UCL Department of Science and Technology Studies
- Established: 1921
- Director: Professor Jean-Baptiste Gouyon
- Administrative staff: 21 academics 4 administrators
- Students: 80 undergraduates, 45 MScs, 30 MPhil/PhDs
- Address: 22 Gordon Square, London, WC1E 6BT, London, United Kingdom
- Website: STS UCL

= UCL Department of Science and Technology Studies =

The UCL Department of Science and Technology Studies (STS) is an academic department in University College London, London, England. It is part of UCL's Faculty of Mathematics and Physical Sciences. The department offers academic training at both undergraduate and graduate (MSc and MPhil/PhD) levels.

The department received its current name in 1995. It had been the "Department of History and Philosophy of Science" from 1938 to 1995, and the "Department of History and Method of Science" from 1921 to 1938.

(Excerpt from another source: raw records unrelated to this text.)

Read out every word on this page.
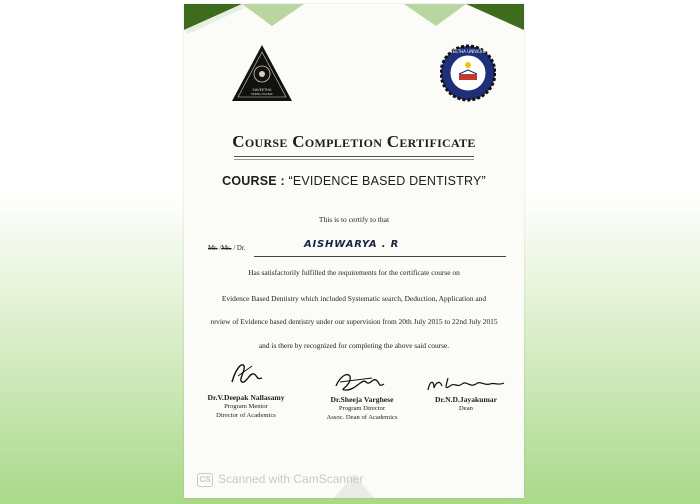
SAVEETHA
DENTAL COLLEGE
SAVEETHA UNIVERSITY
Course Completion Certificate
COURSE : “EVIDENCE BASED DENTISTRY”
This is to certify to that
Mr. /Ms. / Dr.	AISHWARYA . R
Has satisfactorily fulfilled the requirements for the certificate course on
Evidence Based Dentistry which included Systematic search, Deduction, Application and
review of Evidence based dentistry under our supervision from 20th July 2015 to 22nd July 2015
and is there by recognized for completing the above said course.
Dr.V.Deepak Nallasamy
Program Mentor
Director of Academics
Dr.Sheeja Varghese
Program Director
Assoc. Dean of Academics
Dr.N.D.Jayakumar
Dean
CS Scanned with CamScanner
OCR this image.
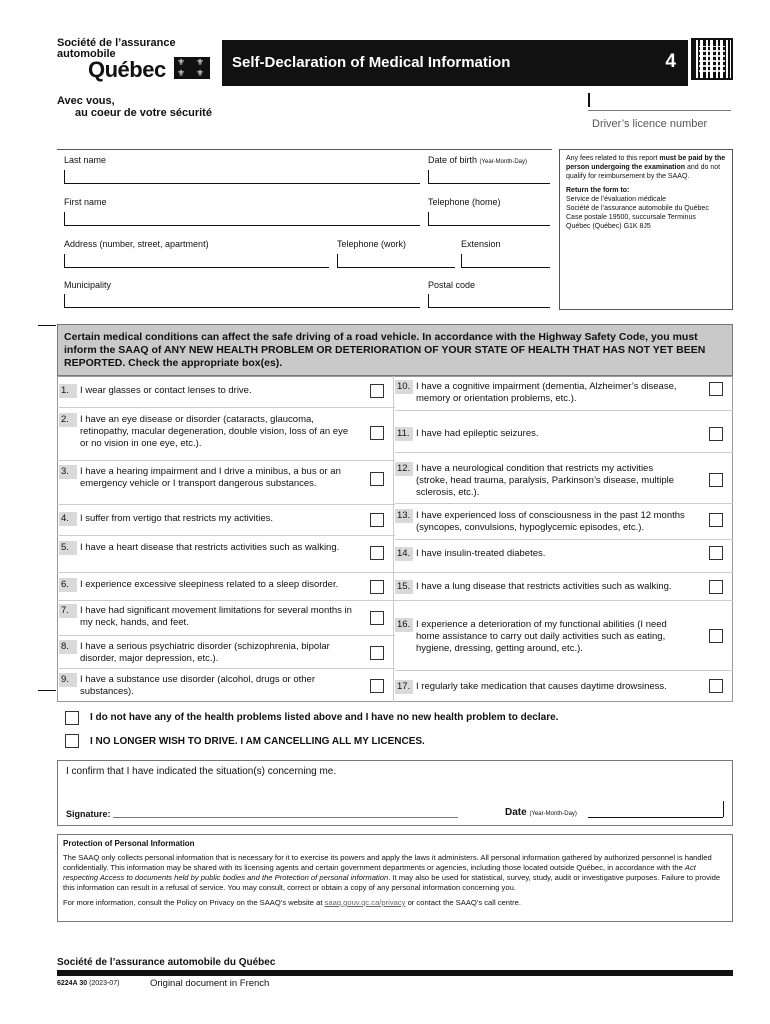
Société de l’assurance
automobile
Québec ⚜ ⚜
⚜ ⚜
Avec vous,
au coeur de votre sécurité
Self-Declaration of Medical Information	4
Driver’s licence number
Last name	Date of birth (Year-Month-Day)
First name	Telephone (home)
Address (number, street, apartment)	Telephone (work)	Extension
Municipality	Postal code

Any fees related to this report must be paid by the person undergoing the examination and do not qualify for reimbursement by the SAAQ.

Return the form to:
Service de l’évaluation médicale
Société de l’assurance automobile du Québec
Case postale 19500, succursale Terminus
Québec (Québec) G1K 8J5

Certain medical conditions can affect the safe driving of a road vehicle. In accordance with the Highway Safety Code, you must inform the SAAQ of ANY NEW HEALTH PROBLEM OR DETERIORATION OF YOUR STATE OF HEALTH THAT HAS NOT YET BEEN REPORTED. Check the appropriate box(es).
1.	I wear glasses or contact lenses to drive.
2.	I have an eye disease or disorder (cataracts, glaucoma, retinopathy, macular degeneration, double vision, loss of an eye or no vision in one eye, etc.).
3.	I have a hearing impairment and I drive a minibus, a bus or an emergency vehicle or I transport dangerous substances.
4.	I suffer from vertigo that restricts my activities.
5.	I have a heart disease that restricts activities such as walking.
6.	I experience excessive sleepiness related to a sleep disorder.
7.	I have had significant movement limitations for several months in my neck, hands, and feet.
8.	I have a serious psychiatric disorder (schizophrenia, bipolar disorder, major depression, etc.).
9.	I have a substance use disorder (alcohol, drugs or other substances).
10. I have a cognitive impairment (dementia, Alzheimer’s disease, memory or orientation problems, etc.).
11. I have had epileptic seizures.
12. I have a neurological condition that restricts my activities (stroke, head trauma, paralysis, Parkinson’s disease, multiple sclerosis, etc.).
13. I have experienced loss of consciousness in the past 12 months (syncopes, convulsions, hypoglycemic episodes, etc.).
14. I have insulin-treated diabetes.
15. I have a lung disease that restricts activities such as walking.
16. I experience a deterioration of my functional abilities (I need home assistance to carry out daily activities such as eating, hygiene, dressing, getting around, etc.).
17. I regularly take medication that causes daytime drowsiness.
I do not have any of the health problems listed above and I have no new health problem to declare.
I NO LONGER WISH TO DRIVE. I AM CANCELLING ALL MY LICENCES.
I confirm that I have indicated the situation(s) concerning me.
Signature:	Date (Year-Month-Day)
Protection of Personal Information
The SAAQ only collects personal information that is necessary for it to exercise its powers and apply the laws it administers. All personal information gathered by authorized personnel is handled confidentially. This information may be shared with its licensing agents and certain government departments or agencies, including those located outside Québec, in accordance with the Act respecting Access to documents held by public bodies and the Protection of personal information. It may also be used for statistical, survey, study, audit or investigative purposes. Failure to provide this information can result in a refusal of service. You may consult, correct or obtain a copy of any personal information concerning you.
For more information, consult the Policy on Privacy on the SAAQ’s website at saaq.gouv.qc.ca/privacy or contact the SAAQ’s call centre.
Société de l’assurance automobile du Québec
6224A 30 (2023-07)	Original document in French
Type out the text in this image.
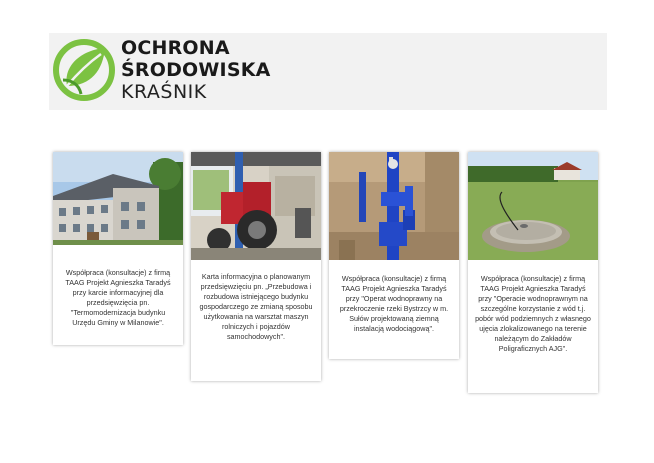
OCHRONA
ŚRODOWISKA
KRAŚNIK
Współpraca (konsultacje) z firmą TAAG Projekt Agnieszka Taradyś przy karcie informacyjnej dla przedsięwzięcia pn. "Termomodernizacja budynku Urzędu Gminy w Milanowie".
Karta informacyjna o planowanym przedsięwzięciu pn. „Przebudowa i rozbudowa istniejącego budynku gospodarczego ze zmianą sposobu użytkowania na warsztat maszyn rolniczych i pojazdów samochodowych".
Współpraca (konsultacje) z firmą TAAG Projekt Agnieszka Taradyś przy "Operat wodnoprawny na przekroczenie rzeki Bystrzcy w m. Sułów projektowaną ziemną instalacją wodociągową".
Współpraca (konsultacje) z firmą TAAG Projekt Agnieszka Taradyś przy "Operacie wodnoprawnym na szczególne korzystanie z wód t.j. pobór wód podziemnych z własnego ujęcia zlokalizowanego na terenie należącym do Zakładów Poligraficznych AJG".
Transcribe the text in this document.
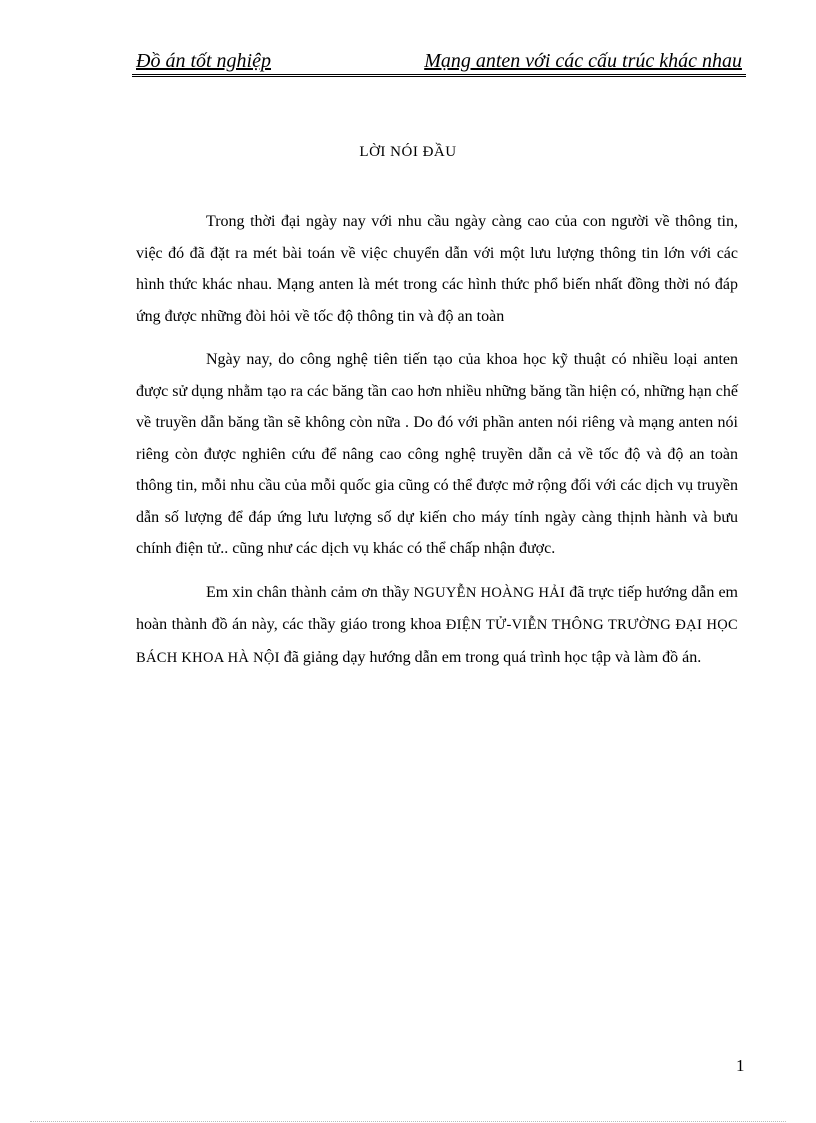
Đồ án tốt nghiệp	Mạng anten với các cấu trúc khác nhau
LỜI NÓI ĐẦU

Trong thời đại ngày nay với nhu cầu ngày càng cao của con người về thông tin, việc đó đã đặt ra mét bài toán về việc chuyển dẫn với một lưu lượng thông tin lớn với các hình thức khác nhau. Mạng anten là mét trong các hình thức phổ biến nhất đồng thời nó đáp ứng được những đòi hỏi về tốc độ thông tin và độ an toàn

Ngày nay, do công nghệ tiên tiến tạo của khoa học kỹ thuật có nhiều loại anten được sử dụng nhằm tạo ra các băng tần cao hơn nhiều những băng tần hiện có, những hạn chế về truyền dẫn băng tần sẽ không còn nữa . Do đó với phần anten nói riêng và mạng anten nói riêng còn được nghiên cứu để nâng cao công nghệ truyền dẫn cả về tốc độ và độ an toàn thông tin, mỗi nhu cầu của mỗi quốc gia cũng có thể được mở rộng đối với các dịch vụ truyền dẫn số lượng để đáp ứng lưu lượng số dự kiến cho máy tính ngày càng thịnh hành và bưu chính điện tử.. cũng như các dịch vụ khác có thể chấp nhận được.

Em xin chân thành cảm ơn thầy NGUYỄN HOÀNG HẢI đã trực tiếp hướng dẫn em hoàn thành đồ án này, các thầy giáo trong khoa ĐIỆN TỬ-VIỄN THÔNG TRƯỜNG ĐẠI HỌC BÁCH KHOA HÀ NỘI đã giảng dạy hướng dẫn em trong quá trình học tập và làm đồ án.

1
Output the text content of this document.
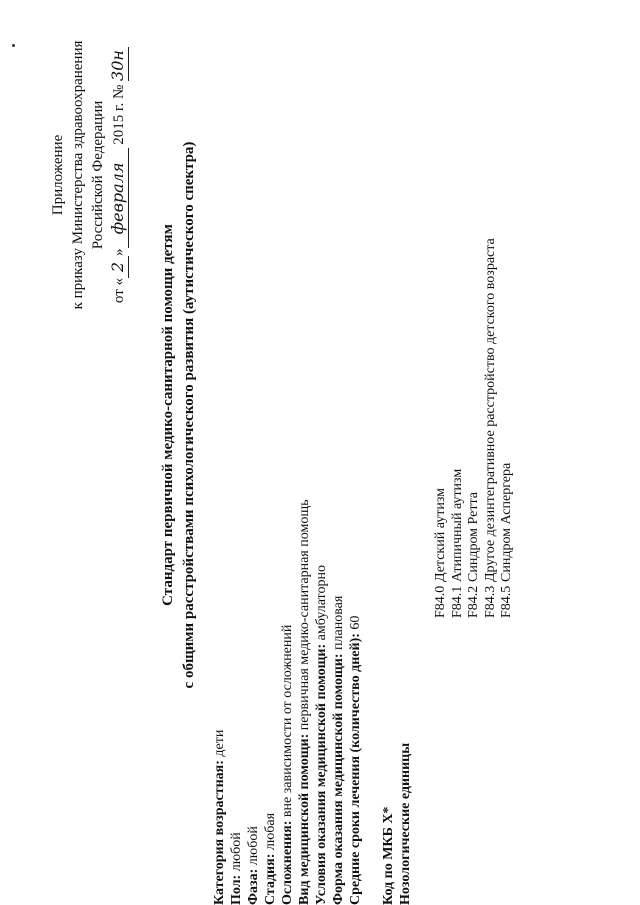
Приложение к приказу Министерства здравоохранения Российской Федерации
от «2»февраля 2015 г. № 30н
Стандарт первичной медико-санитарной помощи детям с общими расстройствами психологического развития (аутистического спектра)
Категория возрастная: дети
Пол: любой
Фаза: любой
Стадия: любая Осложнения: вне зависимости от осложнений Вид медицинской помощи: первичная медико-санитарная помощь
Условия оказания медицинской помощи: амбулаторно
Форма оказания медицинской помощи: плановая
Средние сроки лечения (количество дней): 60
Код по МКБ X* Нозологические единицы
F84.0Детский аутизм
F84.1Атипичный аутизм
F84.2Синдром Ретта
F84.3Другое дезинтегративное расстройство детского возраста
F84.5Синдром Аспергера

University College London was the first UK university to offer single honours undergraduate degrees in this interdisciplinary subject, launching its BSc in history and philosophy of science in 1993. Two related BSc degrees followed shortly thereafter. At UCL, science and technology studies (abbreviated "STS") includes three specialist research clusters: "history of science," "philosophy of science," and "science, culture, and democracy". In 2022 STS accepted its first cohort for an MSc in Science Communication.

The department offices are located on UCL's campus in Gordon Square, Bloomsbury, London.